Notriphobia, la nuova ansia di chi si sente in colpa per non viaggiare abbastanza: tra feed perfetti, FOMO esistenziale e il bisogno di imparare a stare fermi
C’è una nuova ansia che non compare nei manuali di psicologia, ma si infiltra silenziosa tra i pensieri di molti. Si chiama notriphobia, e non ha nulla a che vedere con la paura dei voli cancellati o con le ferie negate all’ultimo minuto. È qualcosa di più profondo, subdolo e sottile: è l’ansia di non “vivere abbastanza”, perché non si sta viaggiando come (apparentemente) fanno tutti gli altri.

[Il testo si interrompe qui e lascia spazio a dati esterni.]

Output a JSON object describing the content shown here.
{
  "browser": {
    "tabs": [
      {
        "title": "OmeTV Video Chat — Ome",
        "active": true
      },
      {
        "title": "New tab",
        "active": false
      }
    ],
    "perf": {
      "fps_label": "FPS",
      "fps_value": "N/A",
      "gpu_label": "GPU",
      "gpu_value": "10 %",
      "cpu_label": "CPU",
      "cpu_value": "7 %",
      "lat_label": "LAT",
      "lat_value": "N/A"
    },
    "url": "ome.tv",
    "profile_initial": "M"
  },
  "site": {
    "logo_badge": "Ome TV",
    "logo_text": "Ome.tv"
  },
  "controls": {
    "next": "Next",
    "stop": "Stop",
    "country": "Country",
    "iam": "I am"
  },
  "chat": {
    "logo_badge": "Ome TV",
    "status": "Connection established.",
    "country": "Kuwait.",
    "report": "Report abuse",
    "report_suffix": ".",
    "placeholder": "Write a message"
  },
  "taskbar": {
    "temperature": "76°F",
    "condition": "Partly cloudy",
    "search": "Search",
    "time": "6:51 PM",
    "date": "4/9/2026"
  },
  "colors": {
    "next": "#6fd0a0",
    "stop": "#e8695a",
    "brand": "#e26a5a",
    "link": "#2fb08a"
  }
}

Il termine è ancora poco conosciuto, ma il sentimento è diffusissimo. Basta aprire Instagram per esserne travolti: spiagge esotiche, tramonti perfetti, vite che sembrano un documentario continuo. E mentre tu sei lì, in pausa pranzo davanti alla solita insalata triste, ti assale una domanda fastidiosa: “e se stessi sprecando la mia vita?”
Non è un caso isolato, ma una forma di FOMO (Fear of Missing Out) in versione esistenziale. La terapeuta americana Anna Rowley la descrive come la sensazione che la felicità si trovi sempre altrove. Non è tanto l’assenza di viaggi a pesare, quanto la convinzione che “la vita vera” sia quella che accade su una scogliera greca, a Bali o vendendo braccialetti a Ibiza.
Nel mondo iperconnesso di oggi, l’immobilità è quasi uno stigma. Sembra che se non pubblichi almeno una foto al mese con la caption “ho trovato me stesso”, tu abbia fallito. Ma la verità è un po’ diversa: nessuno, per quanto patinato sia il suo profilo social, vive esperienze straordinarie 24 ore su 24.
La notriphobia non è il desiderio sano di partire, ma la paura malata di non essere “abbastanza” se non lo fai. È il sospetto che la tua vita sia meno valida solo perché non è raccontabile in un carosello da condividere.
Eppure, forse è proprio questo il messaggio più rivoluzionario che possiamo ricordarci: non si è meno vivi perché si passa il sabato in pigiama o si fa una passeggiata nel quartiere senza doverla geolocalizzare. A volte, la felicità è semplicemente smettere di inseguire quella degli altri.
Riscoprire il valore della presenza, dell’ordinario, del tempo non documentato: ecco il vero viaggio. E se proprio dobbiamo disintossicarci, iniziamo da lì. Magari salvando meno reel e godendoci un po’ di più il nostro caffè – anche se arriva da una macchinetta che ogni tanto fa i capricci.